Second, the factors that disadvantage early childbearers relative to later childbearers in economic well-being are the same factors that discriminate the more from the less successful early childbearers. One difference is that for certain types of adolescent programs eligibility depends on childbearing status.
These studies have also pointed out important race and ethnic differences. Because so little is known about Hispanics, this chapter focuses on black-white differences. The important difference is that blacks are not affected as negatively by an early rather than later first birth as are whites. There are several possible hypotheses as to why this is so. First, early childbearing is common in the black community; therefore, institutions and mechanisms have developed to help young women cope. A second hypothesis is that opportunities have not developed enough in the black community so that the differences among young women with high and low opportunities are not as great. Another hypothesis might be that blacks start earlier, but that they terminate childbearing earlier; thus they can devote themselves to employment in their early twenties, when later childbearers are just beginning. Another hypothesis is that the reservation wage for blacks is so much lower than whites that they do not have the luxury of remaining out of the work force as do whites.
Although most of the research conducted to date has analyzed the impact of an early first birth on the young mother, the evidence presented suggests important impacts on the father as well. More research needs to be conducted to better describe the impact of early fatherhood on young men. Improved data are just now becoming available (see, for example, Marsiglio, 1986) and should increase researchers' ability to determine the consequences of early childbearing for males.
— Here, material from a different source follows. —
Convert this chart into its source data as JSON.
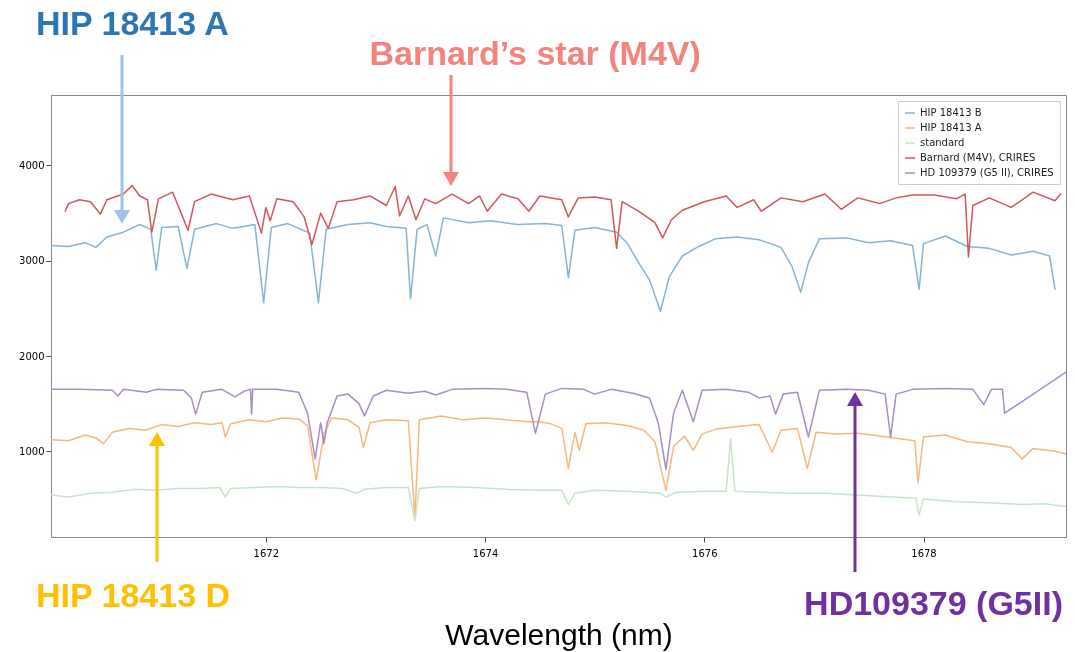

A final point is that all the studies mentioned here are based on data collected in the 1960's and early 1970's. Birth years of the respondents date from the late 1920's to the early 1950's. Their high school experience predates the implementation of Title IX in 1975, prohibiting discrimination against pregnant or parenting teenagers in publicly funded school programs. Thus we don't know what changes have occurred between these studies and current students. There are now enough years of longitudinal data available from several recent national data resources to replicate some of these studies of long term consequences of teenage childbearing and see what changes have occurred. Of course, as adolescents charge, the rest of society has also been changing. On the one hand, today family size remains low and education high. Relative to the majority of adults, not completing high school and having more than two children probably represents an even greater disadvantage than it might have been even one decade ago. On the other hand, several studies show that a small amount of additional schooling would decrease early childbearers' dependence on public assistance and increase their economic security as adults only slightly relative to the large impact of a change in childbearing patterns. Thus one conclusion is that although increasing school completion is an important objective, the relationship between schooling and women's earning power is still too weak for the latter alone to raise living standards. Even today women's long term economic security is heavily dependent on marital success and fertility control.